カレーが好きな人におすすめしたい本になっている!今回のテーマは「インネパ」。「インネパ」とはなんぞや?と思う方もいるだろう。インネパとはインド料理店を営むネパール人のことをさす。確かに最近インド料理店が増えてきてその多くがネパール人がやっているだろう。ネパールの国旗 ヒマラヤの写真 リーズナブルなランチとナン食べ放題などなど。そんなインネパがなぜ日本でこんなに多く広がったのかなどをまとめたのが本書になっている。

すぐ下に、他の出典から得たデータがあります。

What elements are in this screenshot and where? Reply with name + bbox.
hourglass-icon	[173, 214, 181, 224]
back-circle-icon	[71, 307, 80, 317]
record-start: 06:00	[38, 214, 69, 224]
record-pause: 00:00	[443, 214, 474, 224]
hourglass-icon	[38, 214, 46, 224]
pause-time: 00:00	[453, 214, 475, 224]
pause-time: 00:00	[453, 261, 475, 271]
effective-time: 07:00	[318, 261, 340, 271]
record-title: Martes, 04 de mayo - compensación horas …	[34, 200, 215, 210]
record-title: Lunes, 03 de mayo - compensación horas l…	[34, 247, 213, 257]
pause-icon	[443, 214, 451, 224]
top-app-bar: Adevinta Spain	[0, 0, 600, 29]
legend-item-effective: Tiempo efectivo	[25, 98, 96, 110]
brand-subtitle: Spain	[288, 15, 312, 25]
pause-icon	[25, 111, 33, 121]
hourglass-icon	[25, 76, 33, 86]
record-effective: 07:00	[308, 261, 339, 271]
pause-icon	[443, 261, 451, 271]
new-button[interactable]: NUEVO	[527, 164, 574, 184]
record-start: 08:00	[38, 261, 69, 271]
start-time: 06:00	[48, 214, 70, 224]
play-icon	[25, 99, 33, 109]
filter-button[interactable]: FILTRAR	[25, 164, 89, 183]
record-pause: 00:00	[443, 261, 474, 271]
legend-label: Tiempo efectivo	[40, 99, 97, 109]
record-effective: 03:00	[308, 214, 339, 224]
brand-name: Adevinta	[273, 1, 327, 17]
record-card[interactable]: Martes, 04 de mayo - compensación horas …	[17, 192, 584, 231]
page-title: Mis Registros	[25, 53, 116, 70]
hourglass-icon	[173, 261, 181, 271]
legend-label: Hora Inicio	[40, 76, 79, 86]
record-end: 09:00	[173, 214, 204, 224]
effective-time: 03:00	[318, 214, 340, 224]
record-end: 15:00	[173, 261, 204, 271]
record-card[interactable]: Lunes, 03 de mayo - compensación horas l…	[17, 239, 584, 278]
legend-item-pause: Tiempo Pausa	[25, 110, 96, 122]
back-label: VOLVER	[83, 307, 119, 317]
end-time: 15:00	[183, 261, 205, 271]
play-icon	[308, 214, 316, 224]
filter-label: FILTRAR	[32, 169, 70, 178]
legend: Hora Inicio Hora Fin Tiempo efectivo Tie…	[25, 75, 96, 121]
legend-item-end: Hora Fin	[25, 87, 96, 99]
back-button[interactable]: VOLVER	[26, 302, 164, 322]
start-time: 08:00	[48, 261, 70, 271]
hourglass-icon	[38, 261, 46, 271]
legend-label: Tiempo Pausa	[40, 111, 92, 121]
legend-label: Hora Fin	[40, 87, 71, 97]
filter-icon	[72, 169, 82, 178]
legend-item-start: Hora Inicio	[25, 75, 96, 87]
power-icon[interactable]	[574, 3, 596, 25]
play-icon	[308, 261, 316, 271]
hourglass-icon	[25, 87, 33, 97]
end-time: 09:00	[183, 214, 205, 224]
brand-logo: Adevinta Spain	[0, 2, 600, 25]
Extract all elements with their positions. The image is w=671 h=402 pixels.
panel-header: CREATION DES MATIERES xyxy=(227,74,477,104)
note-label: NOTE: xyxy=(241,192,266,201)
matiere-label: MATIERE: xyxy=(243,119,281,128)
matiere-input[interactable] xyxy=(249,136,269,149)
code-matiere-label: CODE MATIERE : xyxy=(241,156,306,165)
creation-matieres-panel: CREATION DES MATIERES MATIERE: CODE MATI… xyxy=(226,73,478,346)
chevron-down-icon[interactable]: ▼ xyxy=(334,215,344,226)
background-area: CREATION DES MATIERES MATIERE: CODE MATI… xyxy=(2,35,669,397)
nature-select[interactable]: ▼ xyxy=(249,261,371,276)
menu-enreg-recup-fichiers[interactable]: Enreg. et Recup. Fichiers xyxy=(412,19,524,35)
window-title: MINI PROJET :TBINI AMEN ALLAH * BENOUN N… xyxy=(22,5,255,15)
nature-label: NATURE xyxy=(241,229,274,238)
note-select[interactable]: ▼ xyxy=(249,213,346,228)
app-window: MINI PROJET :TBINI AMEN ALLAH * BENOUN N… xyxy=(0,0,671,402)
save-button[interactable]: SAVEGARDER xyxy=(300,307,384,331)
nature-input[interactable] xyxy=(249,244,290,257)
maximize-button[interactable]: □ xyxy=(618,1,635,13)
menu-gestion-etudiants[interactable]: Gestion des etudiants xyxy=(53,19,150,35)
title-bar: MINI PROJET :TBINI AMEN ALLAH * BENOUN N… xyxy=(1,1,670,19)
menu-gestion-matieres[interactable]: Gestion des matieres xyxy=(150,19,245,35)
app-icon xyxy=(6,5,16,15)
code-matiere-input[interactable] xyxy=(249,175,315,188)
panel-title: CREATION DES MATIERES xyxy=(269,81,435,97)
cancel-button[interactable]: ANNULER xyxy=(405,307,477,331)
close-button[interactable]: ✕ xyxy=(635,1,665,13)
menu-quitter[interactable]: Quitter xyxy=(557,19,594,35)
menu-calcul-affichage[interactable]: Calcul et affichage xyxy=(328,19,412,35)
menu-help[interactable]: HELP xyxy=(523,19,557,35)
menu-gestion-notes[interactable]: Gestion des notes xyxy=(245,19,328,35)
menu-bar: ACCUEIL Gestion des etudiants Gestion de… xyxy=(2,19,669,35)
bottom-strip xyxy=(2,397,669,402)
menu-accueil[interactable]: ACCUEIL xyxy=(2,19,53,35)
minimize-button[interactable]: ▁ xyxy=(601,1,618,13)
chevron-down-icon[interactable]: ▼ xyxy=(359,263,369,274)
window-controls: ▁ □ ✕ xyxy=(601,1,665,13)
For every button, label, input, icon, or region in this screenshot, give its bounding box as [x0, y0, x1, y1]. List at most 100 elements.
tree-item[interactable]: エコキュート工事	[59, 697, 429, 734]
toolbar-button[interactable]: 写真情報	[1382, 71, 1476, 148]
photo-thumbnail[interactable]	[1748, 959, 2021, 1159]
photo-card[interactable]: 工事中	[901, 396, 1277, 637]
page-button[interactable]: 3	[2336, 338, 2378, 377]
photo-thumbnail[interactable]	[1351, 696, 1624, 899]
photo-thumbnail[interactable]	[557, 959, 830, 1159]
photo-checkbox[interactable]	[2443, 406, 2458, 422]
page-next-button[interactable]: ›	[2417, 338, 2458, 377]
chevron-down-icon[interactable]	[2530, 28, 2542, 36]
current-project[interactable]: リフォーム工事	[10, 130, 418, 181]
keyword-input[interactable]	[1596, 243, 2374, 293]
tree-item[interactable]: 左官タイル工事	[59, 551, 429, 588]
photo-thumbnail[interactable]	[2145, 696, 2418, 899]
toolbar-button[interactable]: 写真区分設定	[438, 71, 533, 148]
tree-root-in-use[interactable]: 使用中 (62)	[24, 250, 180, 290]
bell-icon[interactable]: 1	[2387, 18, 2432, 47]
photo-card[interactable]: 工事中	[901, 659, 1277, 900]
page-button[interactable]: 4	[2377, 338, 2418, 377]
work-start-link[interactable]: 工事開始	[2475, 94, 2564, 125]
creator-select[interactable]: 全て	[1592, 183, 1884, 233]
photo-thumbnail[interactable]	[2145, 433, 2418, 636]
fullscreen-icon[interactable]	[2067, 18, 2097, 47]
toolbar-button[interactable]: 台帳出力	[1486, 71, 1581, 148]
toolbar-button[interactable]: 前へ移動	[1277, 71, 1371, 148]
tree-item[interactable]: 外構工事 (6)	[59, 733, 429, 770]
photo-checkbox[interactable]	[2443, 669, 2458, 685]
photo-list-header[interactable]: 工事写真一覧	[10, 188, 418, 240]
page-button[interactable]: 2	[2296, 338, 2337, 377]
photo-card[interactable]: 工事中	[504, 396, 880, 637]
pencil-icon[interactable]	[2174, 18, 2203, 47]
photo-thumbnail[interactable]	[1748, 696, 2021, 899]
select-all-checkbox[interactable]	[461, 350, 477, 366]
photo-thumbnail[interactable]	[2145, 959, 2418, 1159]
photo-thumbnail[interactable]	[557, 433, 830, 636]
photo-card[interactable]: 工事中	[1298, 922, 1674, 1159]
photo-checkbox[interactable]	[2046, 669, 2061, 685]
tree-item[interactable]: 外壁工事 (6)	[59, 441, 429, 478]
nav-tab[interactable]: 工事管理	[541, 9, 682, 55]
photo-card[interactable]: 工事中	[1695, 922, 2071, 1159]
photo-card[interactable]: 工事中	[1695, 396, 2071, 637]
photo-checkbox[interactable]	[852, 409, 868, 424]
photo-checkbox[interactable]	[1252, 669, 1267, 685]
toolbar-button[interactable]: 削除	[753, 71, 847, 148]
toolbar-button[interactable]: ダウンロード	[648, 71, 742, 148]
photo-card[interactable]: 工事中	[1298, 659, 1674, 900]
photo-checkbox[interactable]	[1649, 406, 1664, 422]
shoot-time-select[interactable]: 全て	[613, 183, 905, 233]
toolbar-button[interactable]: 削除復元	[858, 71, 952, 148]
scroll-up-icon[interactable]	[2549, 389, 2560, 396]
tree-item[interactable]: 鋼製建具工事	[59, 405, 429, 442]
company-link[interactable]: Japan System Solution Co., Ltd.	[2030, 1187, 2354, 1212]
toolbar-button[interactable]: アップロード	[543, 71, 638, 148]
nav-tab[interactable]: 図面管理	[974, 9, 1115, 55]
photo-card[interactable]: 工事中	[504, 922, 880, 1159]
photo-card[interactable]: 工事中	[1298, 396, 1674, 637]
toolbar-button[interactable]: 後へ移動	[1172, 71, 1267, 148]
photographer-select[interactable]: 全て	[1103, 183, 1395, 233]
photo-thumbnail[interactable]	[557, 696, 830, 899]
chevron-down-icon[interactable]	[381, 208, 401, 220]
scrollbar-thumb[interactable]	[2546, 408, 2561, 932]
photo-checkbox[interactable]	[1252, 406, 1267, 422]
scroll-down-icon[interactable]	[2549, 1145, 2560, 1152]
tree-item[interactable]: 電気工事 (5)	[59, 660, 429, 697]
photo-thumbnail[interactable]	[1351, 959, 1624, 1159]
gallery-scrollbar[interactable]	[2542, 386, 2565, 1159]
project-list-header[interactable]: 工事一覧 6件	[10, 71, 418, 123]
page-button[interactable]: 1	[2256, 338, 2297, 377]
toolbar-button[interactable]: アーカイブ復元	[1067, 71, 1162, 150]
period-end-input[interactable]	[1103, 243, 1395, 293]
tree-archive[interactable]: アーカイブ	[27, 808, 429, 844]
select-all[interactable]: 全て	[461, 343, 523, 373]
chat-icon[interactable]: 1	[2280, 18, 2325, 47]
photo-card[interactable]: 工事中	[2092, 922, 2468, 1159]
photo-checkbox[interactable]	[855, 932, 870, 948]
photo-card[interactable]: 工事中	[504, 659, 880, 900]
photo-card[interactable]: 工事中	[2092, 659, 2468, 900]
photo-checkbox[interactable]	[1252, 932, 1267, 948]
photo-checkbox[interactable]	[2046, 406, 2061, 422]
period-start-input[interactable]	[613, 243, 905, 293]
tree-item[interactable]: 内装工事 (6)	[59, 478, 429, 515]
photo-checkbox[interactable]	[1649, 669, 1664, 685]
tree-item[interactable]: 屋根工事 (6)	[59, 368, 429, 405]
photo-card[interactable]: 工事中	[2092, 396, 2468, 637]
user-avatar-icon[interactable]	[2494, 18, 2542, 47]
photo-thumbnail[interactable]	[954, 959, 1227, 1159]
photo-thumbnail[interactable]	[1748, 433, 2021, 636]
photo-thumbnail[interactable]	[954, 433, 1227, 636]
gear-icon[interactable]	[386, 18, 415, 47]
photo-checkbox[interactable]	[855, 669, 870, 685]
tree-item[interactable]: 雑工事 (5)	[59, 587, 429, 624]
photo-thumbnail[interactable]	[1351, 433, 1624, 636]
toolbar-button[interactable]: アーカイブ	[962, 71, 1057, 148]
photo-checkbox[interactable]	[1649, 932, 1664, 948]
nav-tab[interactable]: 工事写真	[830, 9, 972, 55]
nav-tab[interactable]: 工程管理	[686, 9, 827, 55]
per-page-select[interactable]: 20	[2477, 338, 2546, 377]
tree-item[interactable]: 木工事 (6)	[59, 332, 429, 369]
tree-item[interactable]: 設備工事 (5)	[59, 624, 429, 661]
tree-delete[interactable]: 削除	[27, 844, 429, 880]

意外な発見が多すぎて面白かった!読み終わるとカレーが食べたくなる!

2024/05/01

よっち

いまや日本のいたるところで見かけるようになった格安インドカレー店。実はそのほとんどがネパール人経営なのはなぜか?おいしさのなかの真実に迫るノンフィクション。どの店もコピペのように同じメニューが並ぶ、「インネパ」とも呼ばれるこれらの店は、どんな経緯で日本全国に増殖していったのか。その源流となった店を辿る一方で、バブル期に多かったネパール人の不法就労とコックの技能ピザ、仲介ビジネスの存在もあって、日本国内に5000店もあればやはり上手く行くケースばかりではなさそうで、出稼ぎ国家ネパールのお国事情も伺えました。

2024/04/26

道楽モン

指摘されて見回すと本当にネパール人によるインドカレーの店ばかりだ。私の行きつけの店も、勤務地の半径1km以内にある5件のカレー屋たちも、すべてが「インネパ」であり、微妙な差異はあれどメニューは相似形かつ日本人好みに絶妙に調整してある。なんかネパールの方々が多いなぁ、ビザ乱発したという噂もあるなぁ、行きつけ店のオーナーは祖国に家2軒と別荘があり、孤児を養子にしていると言ってたなぁ、などの曖昧な情報に対する解答は本書にバッチリ記載されていてる。日本におけるインネパは、すでに完成されたビジネスモデルなのだった。

2024/03/27

しゅー

★★★高野秀行の推薦コメントにひかれて書店に急ぐ。「チコちゃん」で「なんで日本のインドカレーにはナンがついてくるの?」という回があった。あれはナンを焼く窯を製造する日本人の話だったが、本書はそれを発注する側の物語である。そもそも何でインドカレー屋で働くのはネパール人ばかりなのか。そのネパール人は何でこぞって先行する店のテンプレ(カレーとナン)を真似たのか。その謎解きはミステリのようだし「カレー屋の子供」の問題では日本の入管制度に鋭く切り込んでいく。「移民」を送り出す地域への取材までおこなった骨太な一冊だ。